Dein Wesen schreitet beständig voran auf seinem Weg, auch wenn du vermeintlich auf der Stelle trittst oder nur sehr langsam weiterkommst. Geduld ist eine deiner spirituellen Kräfte, die du jetzt für dich nutzen kannst.
Du entfachst die Leuchtfeuer anderer – aber tu es, ohne viel Wind darum zu machen, damit sich dein Ego nicht daran aufbläht. Bemerkst du das doch, ist es Zeit, in der Stille sanft aus deinem Herzen zu lächeln.
Du weißt um die Kraft des Lebensflusses, den „flow of life“. Du kannst dich von ihm tragen lassen, ihn aber nicht für Ego-Ziele einsetzen. Bei näherer Betrachtung deiner Situation mag sich ein solches Ziel eingeschlichen haben.
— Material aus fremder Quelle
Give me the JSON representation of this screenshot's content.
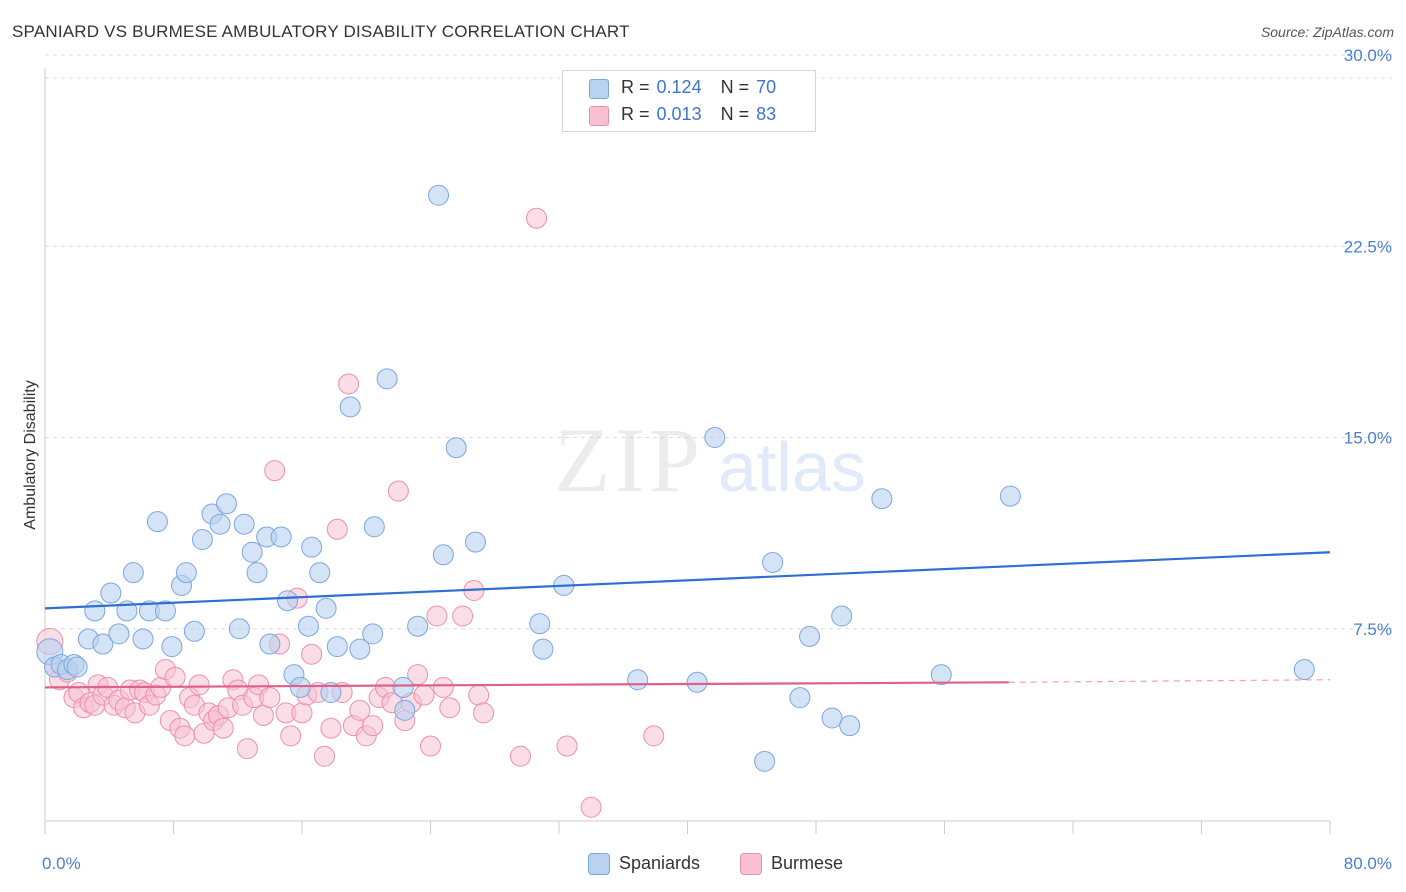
{
  "header": {
    "title": "SPANIARD VS BURMESE AMBULATORY DISABILITY CORRELATION CHART",
    "source": "Source: ZipAtlas.com"
  },
  "watermark": {
    "zip": "ZIP",
    "atlas": "atlas"
  },
  "legend": {
    "rows": [
      {
        "r_label": "R =",
        "r_value": "0.124",
        "n_label": "N =",
        "n_value": "70"
      },
      {
        "r_label": "R =",
        "r_value": "0.013",
        "n_label": "N =",
        "n_value": "83"
      }
    ]
  },
  "bottom_legend": [
    "Spaniards",
    "Burmese"
  ],
  "colors": {
    "spaniards_fill": "#b8d2f0",
    "spaniards_stroke": "#7aa6e0",
    "spaniards_line": "#2f6fd0",
    "burmese_fill": "#f7c1d2",
    "burmese_stroke": "#ec8fae",
    "burmese_line": "#e0608c",
    "grid": "#dddddd",
    "tick_text": "#4a7fcf"
  },
  "chart_data": {
    "type": "scatter",
    "title": "SPANIARD VS BURMESE AMBULATORY DISABILITY CORRELATION CHART",
    "xlabel": "",
    "ylabel": "Ambulatory Disability",
    "xlim": [
      0,
      80
    ],
    "ylim": [
      0,
      31
    ],
    "x_tick_labels": [
      "0.0%",
      "80.0%"
    ],
    "y_ticks": [
      7.5,
      15.0,
      22.5,
      30.0
    ],
    "y_tick_labels": [
      "7.5%",
      "15.0%",
      "22.5%",
      "30.0%"
    ],
    "grid": "horizontal dashed",
    "legend_position": "top-center",
    "series": [
      {
        "name": "Spaniards",
        "r": 0.124,
        "n": 70,
        "trend": {
          "x": [
            0,
            80
          ],
          "y": [
            8.3,
            10.5
          ]
        },
        "points": [
          [
            0.3,
            6.6
          ],
          [
            0.6,
            6.0
          ],
          [
            1.0,
            6.1
          ],
          [
            1.4,
            5.9
          ],
          [
            1.8,
            6.1
          ],
          [
            2.0,
            6.0
          ],
          [
            2.7,
            7.1
          ],
          [
            3.1,
            8.2
          ],
          [
            3.6,
            6.9
          ],
          [
            4.1,
            8.9
          ],
          [
            4.6,
            7.3
          ],
          [
            5.1,
            8.2
          ],
          [
            5.5,
            9.7
          ],
          [
            6.1,
            7.1
          ],
          [
            6.5,
            8.2
          ],
          [
            7.0,
            11.7
          ],
          [
            7.5,
            8.2
          ],
          [
            7.9,
            6.8
          ],
          [
            8.5,
            9.2
          ],
          [
            8.8,
            9.7
          ],
          [
            9.3,
            7.4
          ],
          [
            9.8,
            11.0
          ],
          [
            10.4,
            12.0
          ],
          [
            10.9,
            11.6
          ],
          [
            11.3,
            12.4
          ],
          [
            12.1,
            7.5
          ],
          [
            12.4,
            11.6
          ],
          [
            12.9,
            10.5
          ],
          [
            13.2,
            9.7
          ],
          [
            13.8,
            11.1
          ],
          [
            14.0,
            6.9
          ],
          [
            14.7,
            11.1
          ],
          [
            15.1,
            8.6
          ],
          [
            15.5,
            5.7
          ],
          [
            15.9,
            5.2
          ],
          [
            16.4,
            7.6
          ],
          [
            16.6,
            10.7
          ],
          [
            17.1,
            9.7
          ],
          [
            17.5,
            8.3
          ],
          [
            17.8,
            5.0
          ],
          [
            18.2,
            6.8
          ],
          [
            19.0,
            16.2
          ],
          [
            19.6,
            6.7
          ],
          [
            20.4,
            7.3
          ],
          [
            20.5,
            11.5
          ],
          [
            21.3,
            17.3
          ],
          [
            22.3,
            5.2
          ],
          [
            22.4,
            4.3
          ],
          [
            23.2,
            7.6
          ],
          [
            24.5,
            24.5
          ],
          [
            24.8,
            10.4
          ],
          [
            25.6,
            14.6
          ],
          [
            26.8,
            10.9
          ],
          [
            30.8,
            7.7
          ],
          [
            31.0,
            6.7
          ],
          [
            32.3,
            9.2
          ],
          [
            36.9,
            5.5
          ],
          [
            40.6,
            5.4
          ],
          [
            41.7,
            15.0
          ],
          [
            44.8,
            2.3
          ],
          [
            45.3,
            10.1
          ],
          [
            47.0,
            4.8
          ],
          [
            47.6,
            7.2
          ],
          [
            49.0,
            4.0
          ],
          [
            49.6,
            8.0
          ],
          [
            50.1,
            3.7
          ],
          [
            52.1,
            12.6
          ],
          [
            55.8,
            5.7
          ],
          [
            60.1,
            12.7
          ],
          [
            78.4,
            5.9
          ]
        ]
      },
      {
        "name": "Burmese",
        "r": 0.013,
        "n": 83,
        "trend": {
          "x": [
            0,
            60
          ],
          "y": [
            5.2,
            5.4
          ]
        },
        "trend_dashed": {
          "x": [
            60,
            80
          ],
          "y": [
            5.4,
            5.5
          ]
        },
        "points": [
          [
            0.3,
            7.0
          ],
          [
            0.6,
            6.0
          ],
          [
            0.9,
            5.5
          ],
          [
            1.4,
            5.8
          ],
          [
            1.8,
            4.8
          ],
          [
            2.1,
            5.0
          ],
          [
            2.4,
            4.4
          ],
          [
            2.8,
            4.6
          ],
          [
            3.1,
            4.5
          ],
          [
            3.3,
            5.3
          ],
          [
            3.6,
            4.9
          ],
          [
            3.9,
            5.2
          ],
          [
            4.3,
            4.5
          ],
          [
            4.6,
            4.7
          ],
          [
            5.0,
            4.4
          ],
          [
            5.3,
            5.1
          ],
          [
            5.6,
            4.2
          ],
          [
            5.9,
            5.1
          ],
          [
            6.2,
            5.0
          ],
          [
            6.5,
            4.5
          ],
          [
            6.9,
            4.9
          ],
          [
            7.2,
            5.2
          ],
          [
            7.5,
            5.9
          ],
          [
            7.8,
            3.9
          ],
          [
            8.1,
            5.6
          ],
          [
            8.4,
            3.6
          ],
          [
            8.7,
            3.3
          ],
          [
            9.0,
            4.8
          ],
          [
            9.3,
            4.5
          ],
          [
            9.6,
            5.3
          ],
          [
            9.9,
            3.4
          ],
          [
            10.2,
            4.2
          ],
          [
            10.5,
            3.9
          ],
          [
            10.8,
            4.1
          ],
          [
            11.1,
            3.6
          ],
          [
            11.4,
            4.4
          ],
          [
            11.7,
            5.5
          ],
          [
            12.0,
            5.1
          ],
          [
            12.3,
            4.5
          ],
          [
            12.6,
            2.8
          ],
          [
            13.0,
            4.8
          ],
          [
            13.3,
            5.3
          ],
          [
            13.6,
            4.1
          ],
          [
            14.0,
            4.8
          ],
          [
            14.3,
            13.7
          ],
          [
            14.6,
            6.9
          ],
          [
            15.0,
            4.2
          ],
          [
            15.3,
            3.3
          ],
          [
            15.7,
            8.7
          ],
          [
            16.0,
            4.2
          ],
          [
            16.3,
            4.9
          ],
          [
            16.6,
            6.5
          ],
          [
            17.0,
            5.0
          ],
          [
            17.4,
            2.5
          ],
          [
            17.8,
            3.6
          ],
          [
            18.2,
            11.4
          ],
          [
            18.5,
            5.0
          ],
          [
            18.9,
            17.1
          ],
          [
            19.2,
            3.7
          ],
          [
            19.6,
            4.3
          ],
          [
            20.0,
            3.3
          ],
          [
            20.4,
            3.7
          ],
          [
            20.8,
            4.8
          ],
          [
            21.2,
            5.2
          ],
          [
            21.6,
            4.6
          ],
          [
            22.0,
            12.9
          ],
          [
            22.4,
            3.9
          ],
          [
            22.8,
            4.6
          ],
          [
            23.2,
            5.7
          ],
          [
            23.6,
            4.9
          ],
          [
            24.0,
            2.9
          ],
          [
            24.4,
            8.0
          ],
          [
            24.8,
            5.2
          ],
          [
            25.2,
            4.4
          ],
          [
            26.0,
            8.0
          ],
          [
            26.7,
            9.0
          ],
          [
            27.0,
            4.9
          ],
          [
            27.3,
            4.2
          ],
          [
            29.6,
            2.5
          ],
          [
            30.6,
            23.6
          ],
          [
            32.5,
            2.9
          ],
          [
            34.0,
            0.5
          ],
          [
            37.9,
            3.3
          ]
        ]
      }
    ]
  }
}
Betrachtest du andere aus deinem Herzen heraus, kannst du dich selbst in ihnen erkennen. Wenn du aus deinem Herzen auf andere wirkst, kannst du dich selbst durch die Wahrnehmung deiner Wirkung erkennen.
Vermeintliche Fehler und Rückschläge lassen dich innehalten und dein Leben betrachten. Aus der weiten Perspektive deines wahren Selbst gibt es keine Fehler und keine Rückschläge, sondern nur Situationen, die dir dienen, dein wahres Selbst zu erkennen und anzuerkennen. Nimm die möglichen Gefühle und Emotionen wahr, die sich durch deine Situation zeigen. Lass sie zu und gib dich ihnen hin. Aber tue das, ohne die vermeintlichen Fehler und Rückschläge damit in Verbindung zu bringen, einfach so. Lass sie wirken, indem du sie nur betrachtest. Als ob du deine Emotionen im Kino auf der Leinwand sehen würdest, ohne eingreifen zu können. Dadurch kannst du sie transformieren und erfährst dabei selbst eine Transformation.